Go Blue

Today is the first U.N.-sanctioned World Oceans Day, an opportunity to recognize and address the issues we have created with our most abundant and exploited resource, the sea.

The people at The Ocean Project are encouraging everyone today to "Wear Blue, Tell Two" as a way to increase public awareness of the issues our oceans face.

In addition, a documentary The End Of The Line is being released today that addresses the issue of overfishing and the damage the current commercial seafood industry has done.

Here we have yet another opportunity to recognize how our food choices affect the world we live in and how we can make a difference simply by voting with our dollars and choosing seafood that is responsible and ethical.

The Monterrey Bay Aquarium's Seafood Watch Program provides many resources including a handy and helpful list that makes responsible seafood choices that much easier.


Full Circle

When I first started this blog a little over a year ago, my first post was regarding Michael Pollan's Omnivore's Dilemma, and how it had changed the way I thought about our food system and as a result what I put into my body. The book made me take into consideration the source and the impact of the food (most specifically the meat) I was eating.

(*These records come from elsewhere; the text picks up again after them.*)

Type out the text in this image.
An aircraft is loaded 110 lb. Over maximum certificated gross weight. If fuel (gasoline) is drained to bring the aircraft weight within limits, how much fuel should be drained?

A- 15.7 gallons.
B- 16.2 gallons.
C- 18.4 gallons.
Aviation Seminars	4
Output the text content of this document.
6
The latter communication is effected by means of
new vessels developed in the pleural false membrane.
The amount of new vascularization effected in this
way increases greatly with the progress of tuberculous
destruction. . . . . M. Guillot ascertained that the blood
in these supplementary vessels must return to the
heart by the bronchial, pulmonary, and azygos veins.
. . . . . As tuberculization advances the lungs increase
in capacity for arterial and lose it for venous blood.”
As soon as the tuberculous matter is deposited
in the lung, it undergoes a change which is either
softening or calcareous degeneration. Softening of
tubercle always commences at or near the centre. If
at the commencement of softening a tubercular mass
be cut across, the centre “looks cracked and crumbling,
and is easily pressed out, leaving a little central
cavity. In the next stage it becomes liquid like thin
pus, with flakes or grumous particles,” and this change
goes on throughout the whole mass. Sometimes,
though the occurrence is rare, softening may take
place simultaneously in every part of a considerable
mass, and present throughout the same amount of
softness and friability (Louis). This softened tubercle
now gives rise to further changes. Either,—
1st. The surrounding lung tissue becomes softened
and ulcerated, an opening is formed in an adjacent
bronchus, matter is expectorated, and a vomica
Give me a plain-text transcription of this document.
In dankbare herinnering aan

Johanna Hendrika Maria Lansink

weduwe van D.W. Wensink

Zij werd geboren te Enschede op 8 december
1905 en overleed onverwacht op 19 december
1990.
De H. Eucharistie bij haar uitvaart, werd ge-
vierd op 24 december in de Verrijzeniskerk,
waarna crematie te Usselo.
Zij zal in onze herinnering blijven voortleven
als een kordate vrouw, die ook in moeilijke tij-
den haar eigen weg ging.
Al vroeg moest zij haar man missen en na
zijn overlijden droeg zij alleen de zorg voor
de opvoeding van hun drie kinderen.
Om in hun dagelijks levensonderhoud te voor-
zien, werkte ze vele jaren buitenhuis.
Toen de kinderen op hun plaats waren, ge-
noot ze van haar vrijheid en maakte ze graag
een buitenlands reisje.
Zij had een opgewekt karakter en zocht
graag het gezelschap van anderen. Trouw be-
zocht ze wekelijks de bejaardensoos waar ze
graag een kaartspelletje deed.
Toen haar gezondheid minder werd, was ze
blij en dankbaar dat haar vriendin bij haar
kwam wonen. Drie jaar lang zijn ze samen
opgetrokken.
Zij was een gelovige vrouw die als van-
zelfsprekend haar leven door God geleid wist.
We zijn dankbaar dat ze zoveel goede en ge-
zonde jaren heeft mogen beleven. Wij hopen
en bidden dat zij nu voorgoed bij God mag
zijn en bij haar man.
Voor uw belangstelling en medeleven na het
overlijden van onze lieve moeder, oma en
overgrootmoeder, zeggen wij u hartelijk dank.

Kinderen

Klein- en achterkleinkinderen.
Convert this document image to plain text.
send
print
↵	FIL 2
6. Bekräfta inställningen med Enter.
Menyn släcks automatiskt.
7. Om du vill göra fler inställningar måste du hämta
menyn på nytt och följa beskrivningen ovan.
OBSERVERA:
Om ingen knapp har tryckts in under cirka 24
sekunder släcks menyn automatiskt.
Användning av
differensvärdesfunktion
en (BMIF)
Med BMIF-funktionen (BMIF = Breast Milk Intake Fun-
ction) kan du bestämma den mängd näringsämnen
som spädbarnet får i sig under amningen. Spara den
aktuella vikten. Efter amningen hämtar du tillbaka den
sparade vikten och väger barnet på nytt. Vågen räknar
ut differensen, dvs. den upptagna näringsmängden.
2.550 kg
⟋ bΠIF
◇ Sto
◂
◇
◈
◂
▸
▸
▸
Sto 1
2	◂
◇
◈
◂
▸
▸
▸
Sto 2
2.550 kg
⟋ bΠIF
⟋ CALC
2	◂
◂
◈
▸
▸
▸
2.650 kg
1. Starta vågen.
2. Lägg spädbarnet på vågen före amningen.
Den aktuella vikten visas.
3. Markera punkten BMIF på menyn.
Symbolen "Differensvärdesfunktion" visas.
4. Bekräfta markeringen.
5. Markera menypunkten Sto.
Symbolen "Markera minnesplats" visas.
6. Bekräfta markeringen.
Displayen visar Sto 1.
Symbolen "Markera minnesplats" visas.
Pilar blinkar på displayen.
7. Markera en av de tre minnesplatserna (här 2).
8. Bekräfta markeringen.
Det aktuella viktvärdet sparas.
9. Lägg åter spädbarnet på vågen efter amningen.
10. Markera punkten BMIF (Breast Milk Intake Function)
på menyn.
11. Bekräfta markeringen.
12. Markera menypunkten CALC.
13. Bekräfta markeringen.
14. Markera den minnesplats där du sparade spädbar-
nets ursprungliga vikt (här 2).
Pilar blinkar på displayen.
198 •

Having just finished Peter Singer and Jim Mason's The Ethics of What We Eat (also published as The Way We Eat) I now find myself edging closer and closer to eliminating meat from my diet altogether. In a very well written and extremely informative tome, Singer and Mason break down three different family's eating habits, delving into the not-so-nice world of factory farming, the 'locavore' movement and 'fair trade' products.

This book is a wonderful (if not shocking) read and I recommend it highly.

As I get older (and wiser, hah) I generally feel more and more responsible for the choices I make and how they affect not just me but the world I live in, and the ethical questions raised in this book have really made me analyze what makes it's way into my shopping cart. As a chef, I feel it is my responsibility to lead by example and to educate as best as possible regarding our food system and how choices as seemingly simple as what we eat can have larger and permanent consequences.

All of that being said, this blog should making something of a shift towards vegetarian cuisine, as I limit the amount of meat (sustainable or not) that finds it's way into my pantry, so bear with me and (hopefully) enjoy the ride.